The Timberwolves 2013 offseason has had a bevy of moves. These moves have been critiqued from a defensive perspective, predominantly because of the loss of Andre Kirilenko, but lauded from an offensive perspective, with the addition of Kevin Martin and the resigning of Chase Budinger. I think we need to look at these moves through a different lens.

From a system perspective lens.

I'm a large proponent of hiding the negatives and accentuating the positives. The best teams of all time find a way to do this. Is Chris Andersen the best post-up player in league history? No, but he isn't asked to create buckets for himself. His athleticism crashing the offensive boards and off of the pick and roll make him at least usable in a two-way sense.

The Wolves have gotten players that fit into Rick Adelman's system.
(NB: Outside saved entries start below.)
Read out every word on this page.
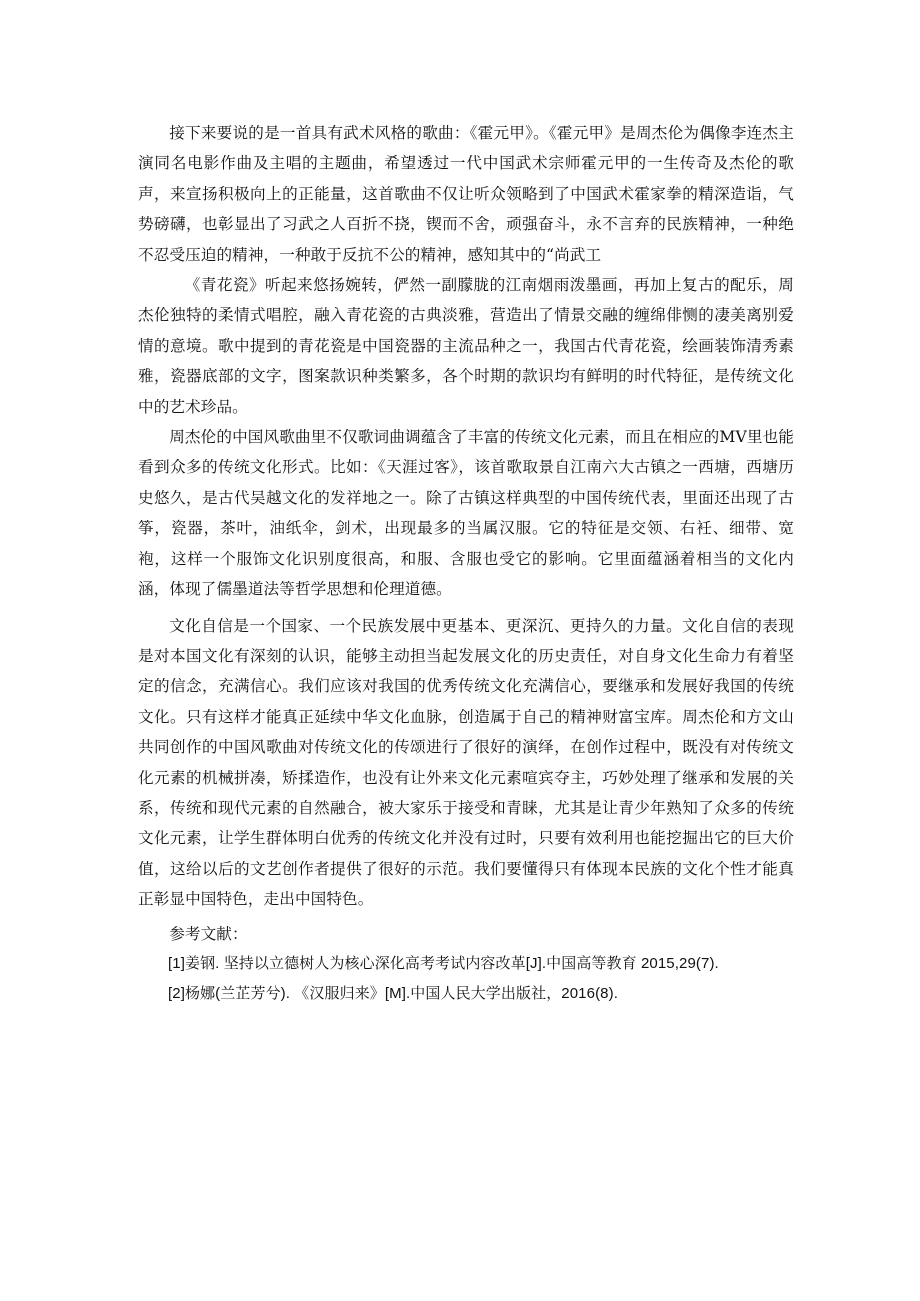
接下来要说的是一首具有武术风格的歌曲：《霍元甲》。《霍元甲》是周杰伦为偶像李连杰主演同名电影作曲及主唱的主题曲，希望透过一代中国武术宗师霍元甲的一生传奇及杰伦的歌声，来宣扬积极向上的正能量，这首歌曲不仅让听众领略到了中国武术霍家拳的精深造诣，气势磅礴，也彰显出了习武之人百折不挠，锲而不舍，顽强奋斗，永不言弃的民族精神，一种绝不忍受压迫的精神，一种敢于反抗不公的精神，感知其中的“尚武工

《青花瓷》听起来悠扬婉转，俨然一副朦胧的江南烟雨泼墨画，再加上复古的配乐，周杰伦独特的柔情式唱腔，融入青花瓷的古典淡雅，营造出了情景交融的缠绵俳恻的凄美离别爱情的意境。歌中提到的青花瓷是中国瓷器的主流品种之一，我国古代青花瓷，绘画装饰清秀素雅，瓷器底部的文字，图案款识种类繁多，各个时期的款识均有鲜明的时代特征，是传统文化中的艺术珍品。

周杰伦的中国风歌曲里不仅歌词曲调蕴含了丰富的传统文化元素，而且在相应的MV里也能看到众多的传统文化形式。比如：《天涯过客》，该首歌取景自江南六大古镇之一西塘，西塘历史悠久，是古代吴越文化的发祥地之一。除了古镇这样典型的中国传统代表，里面还出现了古筝，瓷器，茶叶，油纸伞，剑术，出现最多的当属汉服。它的特征是交领、右衽、细带、宽袍，这样一个服饰文化识别度很高，和服、含服也受它的影响。它里面蕴涵着相当的文化内涵，体现了儒墨道法等哲学思想和伦理道德。

文化自信是一个国家、一个民族发展中更基本、更深沉、更持久的力量。文化自信的表现是对本国文化有深刻的认识，能够主动担当起发展文化的历史责任，对自身文化生命力有着坚定的信念，充满信心。我们应该对我国的优秀传统文化充满信心，要继承和发展好我国的传统文化。只有这样才能真正延续中华文化血脉，创造属于自己的精神财富宝库。周杰伦和方文山共同创作的中国风歌曲对传统文化的传颂进行了很好的演绎，在创作过程中，既没有对传统文化元素的机械拼凑，矫揉造作，也没有让外来文化元素喧宾夺主，巧妙处理了继承和发展的关系，传统和现代元素的自然融合，被大家乐于接受和青睐，尤其是让青少年熟知了众多的传统文化元素，让学生群体明白优秀的传统文化并没有过时，只要有效利用也能挖掘出它的巨大价值，这给以后的文艺创作者提供了很好的示范。我们要懂得只有体现本民族的文化个性才能真正彰显中国特色，走出中国特色。

参考文献：

[1]姜钢. 坚持以立德树人为核心深化高考考试内容改革[J].中国高等教育 2015,29(7).

[2]杨娜(兰芷芳兮). 《汉服归来》[M].中国人民大学出版社，2016(8).
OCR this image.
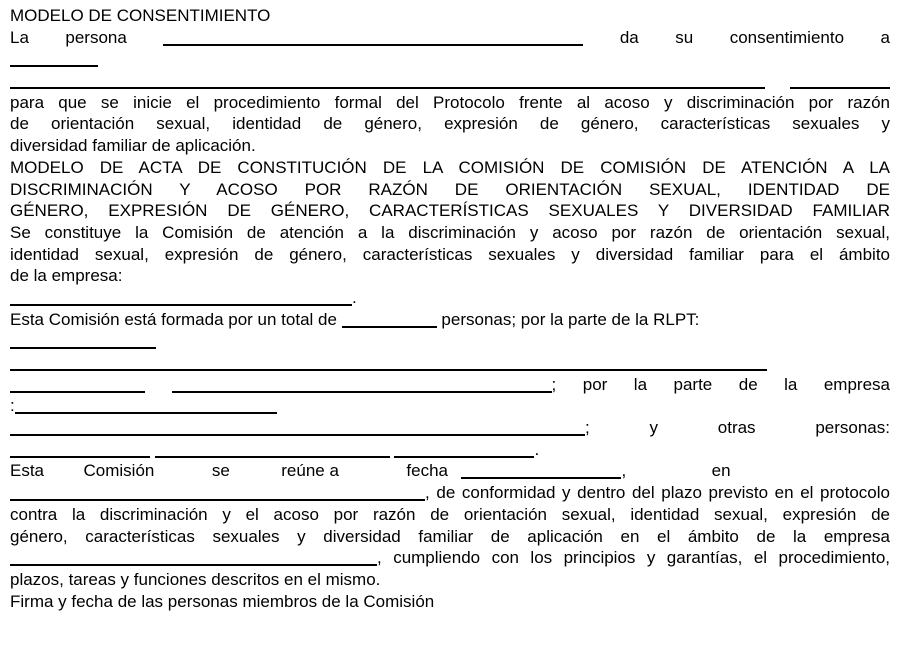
MODELO DE CONSENTIMIENTO
La persona	da su consentimiento a

para que se inicie el procedimiento formal del Protocolo frente al acoso y discriminación por razón
de orientación sexual, identidad de género, expresión de género, características sexuales y
diversidad familiar de aplicación.
MODELO DE ACTA DE CONSTITUCIÓN DE LA COMISIÓN DE COMISIÓN DE ATENCIÓN A LA
DISCRIMINACIÓN Y ACOSO POR RAZÓN DE ORIENTACIÓN SEXUAL, IDENTIDAD DE
GÉNERO, EXPRESIÓN DE GÉNERO, CARACTERÍSTICAS SEXUALES Y DIVERSIDAD FAMILIAR
Se constituye la Comisión de atención a la discriminación y acoso por razón de orientación sexual,
identidad sexual, expresión de género, características sexuales y diversidad familiar para el ámbito
de la empresa:
.
Esta Comisión está formada por un total de	personas; por la parte de la RLPT:
; por la parte de la empresa
:
;	y otras personas:
.
Esta Comisión	se	reúne a	fecha	,	en
, de conformidad y dentro del plazo previsto en el protocolo
contra la discriminación y el acoso por razón de orientación sexual, identidad sexual, expresión de
género, características sexuales y diversidad familiar de aplicación en el ámbito de la empresa
, cumpliendo con los principios y garantías, el procedimiento,
plazos, tareas y funciones descritos en el mismo.
Firma y fecha de las personas miembros de la Comisión
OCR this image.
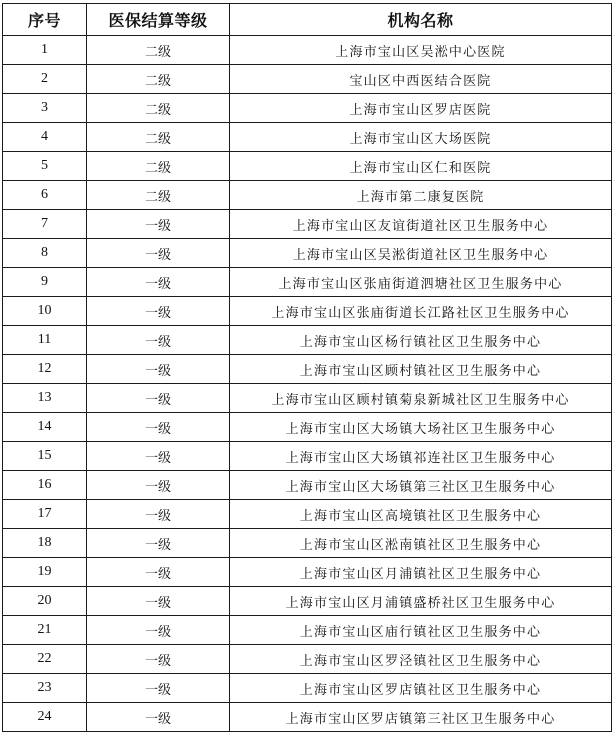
序号	医保结算等级	机构名称
1	二级	上海市宝山区吴淞中心医院
2	二级	宝山区中西医结合医院
3	二级	上海市宝山区罗店医院
4	二级	上海市宝山区大场医院
5	二级	上海市宝山区仁和医院
6	二级	上海市第二康复医院
7	一级	上海市宝山区友谊街道社区卫生服务中心
8	一级	上海市宝山区吴淞街道社区卫生服务中心
9	一级	上海市宝山区张庙街道泗塘社区卫生服务中心
10	一级	上海市宝山区张庙街道长江路社区卫生服务中心
11	一级	上海市宝山区杨行镇社区卫生服务中心
12	一级	上海市宝山区顾村镇社区卫生服务中心
13	一级	上海市宝山区顾村镇菊泉新城社区卫生服务中心
14	一级	上海市宝山区大场镇大场社区卫生服务中心
15	一级	上海市宝山区大场镇祁连社区卫生服务中心
16	一级	上海市宝山区大场镇第三社区卫生服务中心
17	一级	上海市宝山区高境镇社区卫生服务中心
18	一级	上海市宝山区淞南镇社区卫生服务中心
19	一级	上海市宝山区月浦镇社区卫生服务中心
20	一级	上海市宝山区月浦镇盛桥社区卫生服务中心
21	一级	上海市宝山区庙行镇社区卫生服务中心
22	一级	上海市宝山区罗泾镇社区卫生服务中心
23	一级	上海市宝山区罗店镇社区卫生服务中心
24	一级	上海市宝山区罗店镇第三社区卫生服务中心
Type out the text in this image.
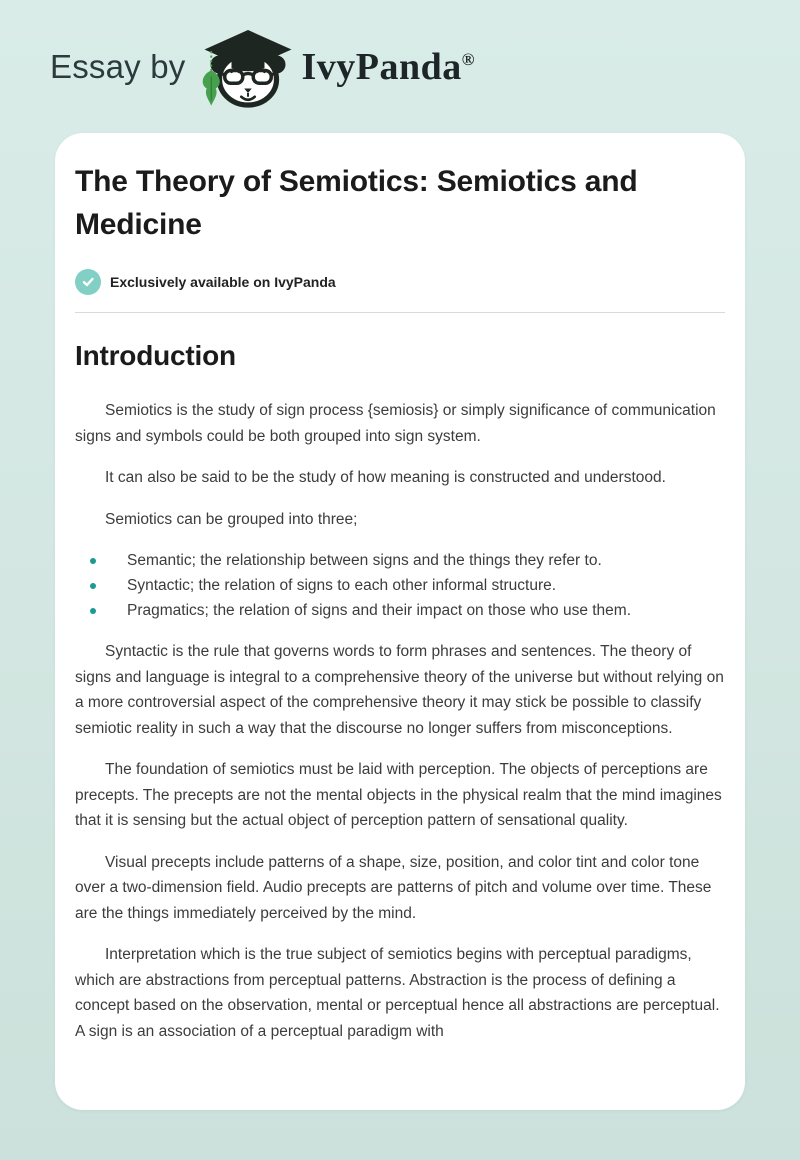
Essay by	IvyPanda®
The Theory of Semiotics: Semiotics and Medicine
Exclusively available on IvyPanda
Introduction

Semiotics is the study of sign process {semiosis} or simply significance of communication signs and symbols could be both grouped into sign system.

It can also be said to be the study of how meaning is constructed and understood.

Semiotics can be grouped into three;

Semantic; the relationship between signs and the things they refer to.
Syntactic; the relation of signs to each other informal structure.
Pragmatics; the relation of signs and their impact on those who use them.

Syntactic is the rule that governs words to form phrases and sentences. The theory of signs and language is integral to a comprehensive theory of the universe but without relying on a more controversial aspect of the comprehensive theory it may stick be possible to classify semiotic reality in such a way that the discourse no longer suffers from misconceptions.

The foundation of semiotics must be laid with perception. The objects of perceptions are precepts. The precepts are not the mental objects in the physical realm that the mind imagines that it is sensing but the actual object of perception pattern of sensational quality.

Visual precepts include patterns of a shape, size, position, and color tint and color tone over a two-dimension field. Audio precepts are patterns of pitch and volume over time. These are the things immediately perceived by the mind.

Interpretation which is the true subject of semiotics begins with perceptual paradigms, which are abstractions from perceptual patterns. Abstraction is the process of defining a concept based on the observation, mental or perceptual hence all abstractions are perceptual. A sign is an association of a perceptual paradigm with
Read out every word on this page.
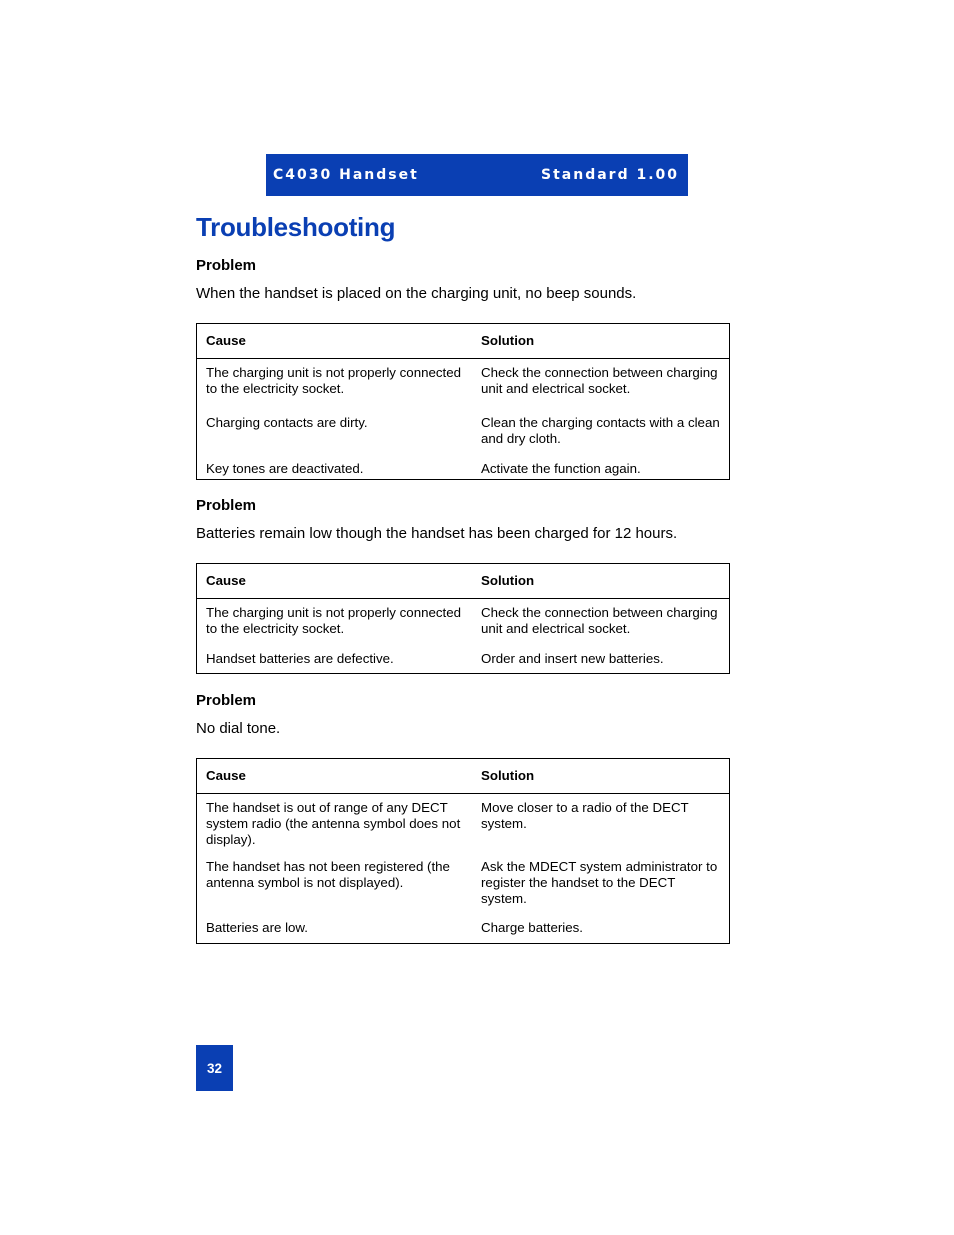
C4030 Handset	Standard 1.00
Troubleshooting

Problem

When the handset is placed on the charging unit, no beep sounds.

Cause	Solution
The charging unit is not properly connected to the electricity socket.	Check the connection between charging unit and electrical socket.
Charging contacts are dirty.	Clean the charging contacts with a clean and dry cloth.
Key tones are deactivated.	Activate the function again.

Problem

Batteries remain low though the handset has been charged for 12 hours.

Cause	Solution
The charging unit is not properly connected to the electricity socket.	Check the connection between charging unit and electrical socket.
Handset batteries are defective.	Order and insert new batteries.

Problem

No dial tone.

Cause	Solution
The handset is out of range of any DECT system radio (the antenna symbol does not display).	Move closer to a radio of the DECT system.
The handset has not been registered (the antenna symbol is not displayed).	Ask the MDECT system administrator to register the handset to the DECT system.
Batteries are low.	Charge batteries.
32
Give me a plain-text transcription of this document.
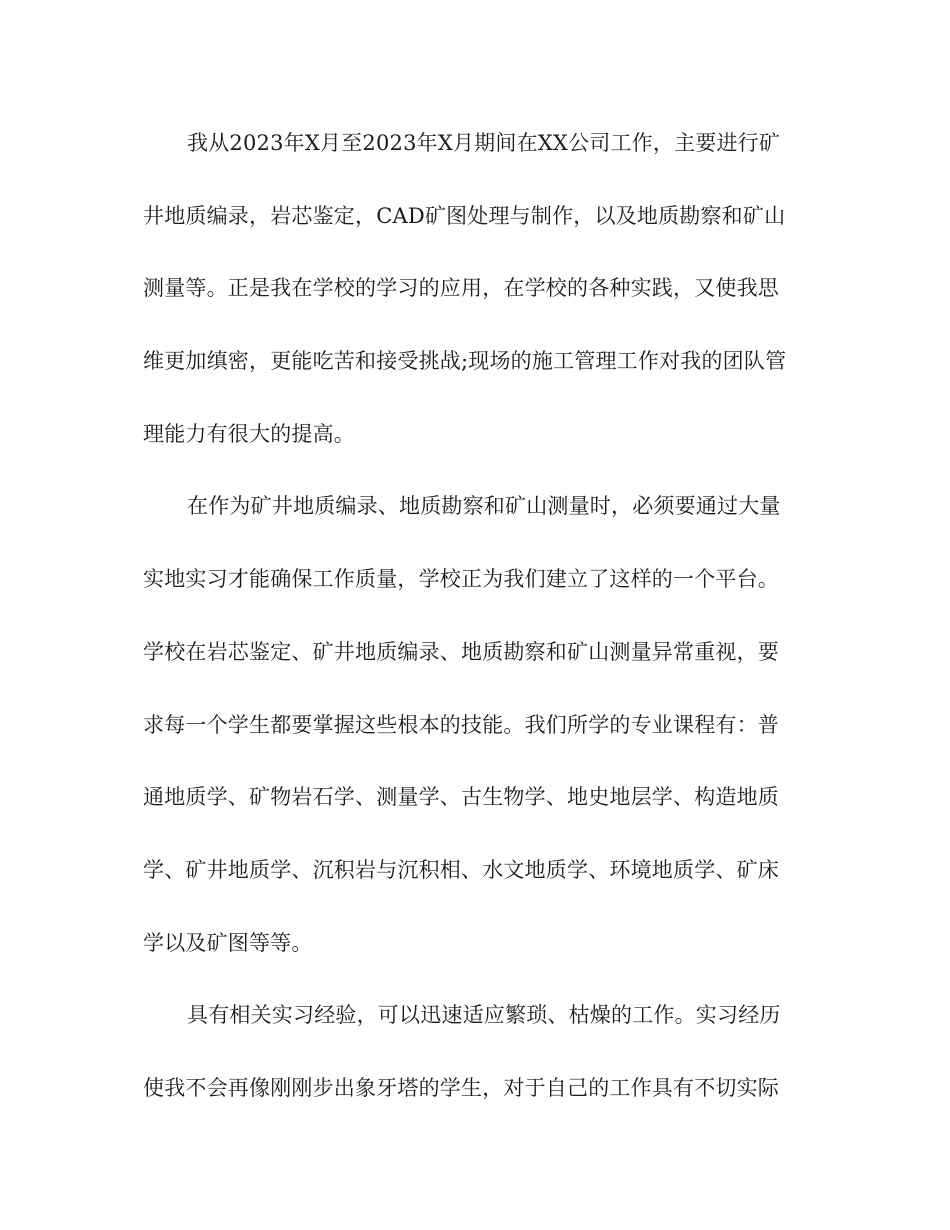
我从2023年X月至2023年X月期间在XX公司工作，主要进行矿
井地质编录，岩芯鉴定，CAD矿图处理与制作，以及地质勘察和矿山
测量等。正是我在学校的学习的应用，在学校的各种实践，又使我思
维更加缜密，更能吃苦和接受挑战;现场的施工管理工作对我的团队管
理能力有很大的提高。

在作为矿井地质编录、地质勘察和矿山测量时，必须要通过大量
实地实习才能确保工作质量，学校正为我们建立了这样的一个平台。
学校在岩芯鉴定、矿井地质编录、地质勘察和矿山测量异常重视，要
求每一个学生都要掌握这些根本的技能。我们所学的专业课程有：普
通地质学、矿物岩石学、测量学、古生物学、地史地层学、构造地质
学、矿井地质学、沉积岩与沉积相、水文地质学、环境地质学、矿床
学以及矿图等等。

具有相关实习经验，可以迅速适应繁琐、枯燥的工作。实习经历
使我不会再像刚刚步出象牙塔的学生，对于自己的工作具有不切实际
Kevin Martin and Chase Budinger are two personal favorites of his, and the productivity of Budinger last year when healthy bodes as a good sign for Kevin Martin's future. Adelman's system produced the best years from Chris Webber and Vlade Divac. Sometimes, players just thrive in a certain system.

The San Antonio Spurs are a shining example of the system strategy to building a team. Gary Neal isn't a player many of us would've expected to contribute respectable minutes during the postseason, but he did. Did the Spurs have to give him a qualifying offer of $1.1 million to keep him? Maybe. They may have been able to get him at a cheaper price if they would have let him go to unrestricted free agency. They knew that his value to the team may be higher than his market value though, and spent their money accordingly.

Is the Martin contract a bargain? Absolutely not, but you wouldn't expect it to be for somebody who is historically as proficient as him on the offensive end. The Wolves may have paid more, but his value to the Wolves is probably higher than it would be to any other team in the league.

Minnesota has put together a roster of guys that Rick Adelman likes to go along with our big three of Love, Rubio, and Pekovic. We did so by remaining under the cap, and by targeting system friendly players. There will be defensive lapses to be sure, but do Martin and Budinger really represent a massive defensive downgrade from the revolving door of 10-day contract players from last year's team?

As a fan of a small market team, I believe this is the best way to approach the offseason, and am excited to see what the free agent fruits bare.